Es hat möglicherweise etwas mit der heutigen politischen Moral zu tun, die sich immer nur um Wahlen und nicht mehr um Themen dreht. Möglicherweise auch mit der extrem gestiegenen medialen Aufmerksamkeit zu tun. Wie dem auch sei, es gibt sie noch, die alten weisen Herren, welche sich noch als Idol eignen. Einer davon ist Helmut Schmidt. Eine weitere Frage steht nun im Raum; warum gerade einen früher umstrittenen Politiker als politisches Vorbild zu nehmen.
Diese Antwort kann man wiederum ganz leicht beantworten. Zum einen ist Schmidt ein sehr ehrlicher Mensch, der laut eigener Aussage, mit Kritik gut umgehen kann und diese auch sehr schätzt. Des weiteren hat er, und wahrscheinlich auch seine politischen Kollegen aus dieser Zeit, immer die eigene Authentizität bewahrt. Im Gegensatz zu einer Angela Merkel, die ihre Fahne nur in den politischen Wind des Tagesgeschäfts hängt, hat er Meinungen, denen er treu geblieben ist, bis zum heutigen Tag. Dies mag möglicherweise daran liegen, dass er in einer anderen politischen Sphäre und Weltordnung aufgewachsen ist, die es heutzutage gar nicht mehr gibt. Einige Charakterzüge, die er vertritt kann ich mir nur demütig als Vorbild nehmen. Er liest laut eigener Aussage täglich eine handvoll deutsche und internationale Zeitungen um sich täglich weiterzubilden. Außerdem vertritt Schmidt die Ansicht, dass man sein Leben lang lernen soll und auch muss. Dies geht laut seiner Aussage nur durch stätige Bildung, die eigentlich jedermanns Ziel sein sollte, der sich mit Politik beschäftigt.

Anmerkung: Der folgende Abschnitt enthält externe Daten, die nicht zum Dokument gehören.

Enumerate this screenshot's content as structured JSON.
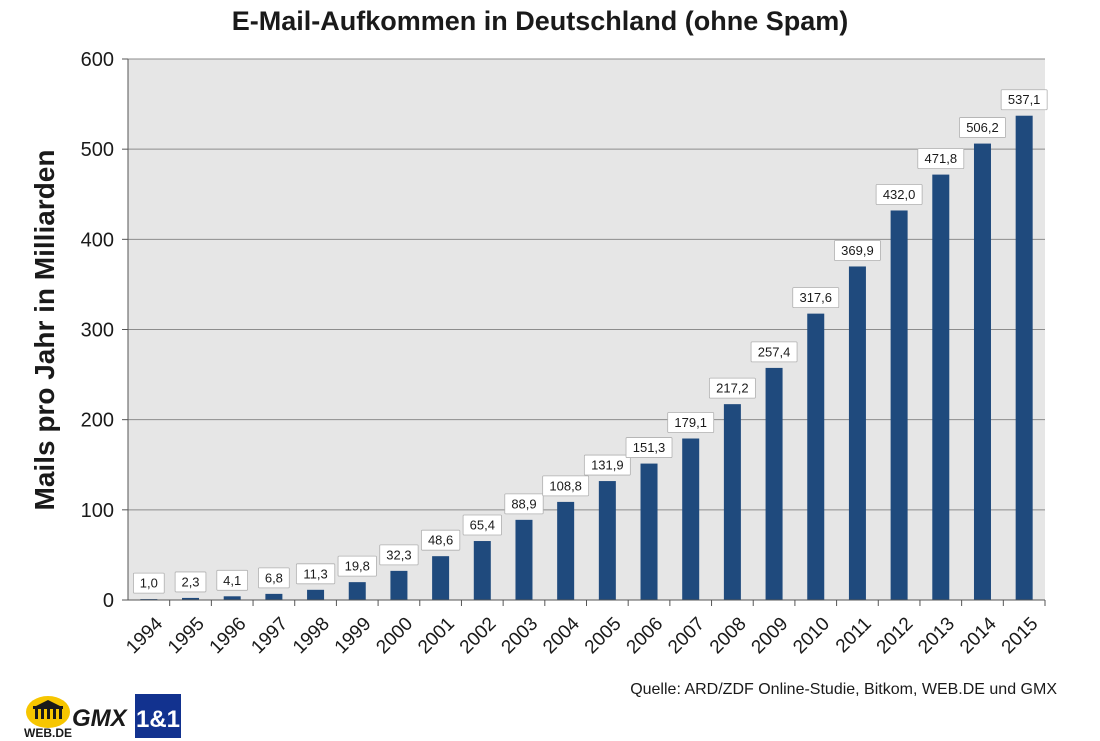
{
  "chart_data": {
    "type": "bar",
    "title": "E-Mail-Aufkommen in Deutschland (ohne Spam)",
    "xlabel": "",
    "ylabel": "Mails pro Jahr in Milliarden",
    "categories": [
      "1994",
      "1995",
      "1996",
      "1997",
      "1998",
      "1999",
      "2000",
      "2001",
      "2002",
      "2003",
      "2004",
      "2005",
      "2006",
      "2007",
      "2008",
      "2009",
      "2010",
      "2011",
      "2012",
      "2013",
      "2014",
      "2015"
    ],
    "values": [
      1.0,
      2.3,
      4.1,
      6.8,
      11.3,
      19.8,
      32.3,
      48.6,
      65.4,
      88.9,
      108.8,
      131.9,
      151.3,
      179.1,
      217.2,
      257.4,
      317.6,
      369.9,
      432.0,
      471.8,
      506.2,
      537.1
    ],
    "value_labels": [
      "1,0",
      "2,3",
      "4,1",
      "6,8",
      "11,3",
      "19,8",
      "32,3",
      "48,6",
      "65,4",
      "88,9",
      "108,8",
      "131,9",
      "151,3",
      "179,1",
      "217,2",
      "257,4",
      "317,6",
      "369,9",
      "432,0",
      "471,8",
      "506,2",
      "537,1"
    ],
    "ylim": [
      0,
      600
    ],
    "yticks": [
      0,
      100,
      200,
      300,
      400,
      500,
      600
    ],
    "grid": true,
    "legend": "none",
    "colors": {
      "bar": "#1f4a7d",
      "plot_bg": "#e6e6e6",
      "grid": "#8c8c8c"
    }
  },
  "source": "Quelle: ARD/ZDF Online-Studie, Bitkom, WEB.DE und GMX",
  "logos": {
    "webde": "WEB.DE",
    "gmx": "GMX",
    "oneandone": "1&1"
  }
}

Seine Sichtweisen zu einigen Themen sind vorbildlich. Beispielsweise ist unser Ex-Bundeskanzler der Meinung, dass man nicht die Angst der Medien vor terroristischen Anschlägen teilen sollte. Sein Wissen, nicht nur in welt- und innenpolitischen Ansichten ist erstaunlich. Außerdem hat er eine bemerkenswerte Art, komplexe Dinge in einfacher und vor allem kurzer und prägnanter Weise darzulegen. Eine bemerkenswerte Kunst, die heutige Politiker aus meiner Sicht nicht mehr verfügen. Auch die Tatsache, dass er den sogenannten Schlüsselloch-Journalismus ablehnt, indem er Privates und Öffentliches trennt, ist eine gut Eigenschaft eines Politikers. Ihm geht es um Fakten und nicht um persönliche Liaison mit der Presse. Die Artikel, die er auch im hohen Alter für die Zeit verfasst sind geprägt von der würzigen und prägnanten Art eines Wolf Schneiders. Erst so konnten die Kurzinterviews mit ihm und Giovanni di Lorenzo in der Zeit zustandekommen. Ich kann jedem diese sogenannten "Zigarettengespräche", als eine neue Art des Interviews nur ans Herz legen. Sie geben eine prägnanten und kurzweilige Sicht Schmidts auf sein Leben und seine Ansichten sehr klar und interessant wieder. Alles Gute Helmut Schmidt für die hoffentlich noch vielen weiteren Jahre des Schreibens, Kommentierens und Reflektierens des aktuellen politischen Weltgeschehens.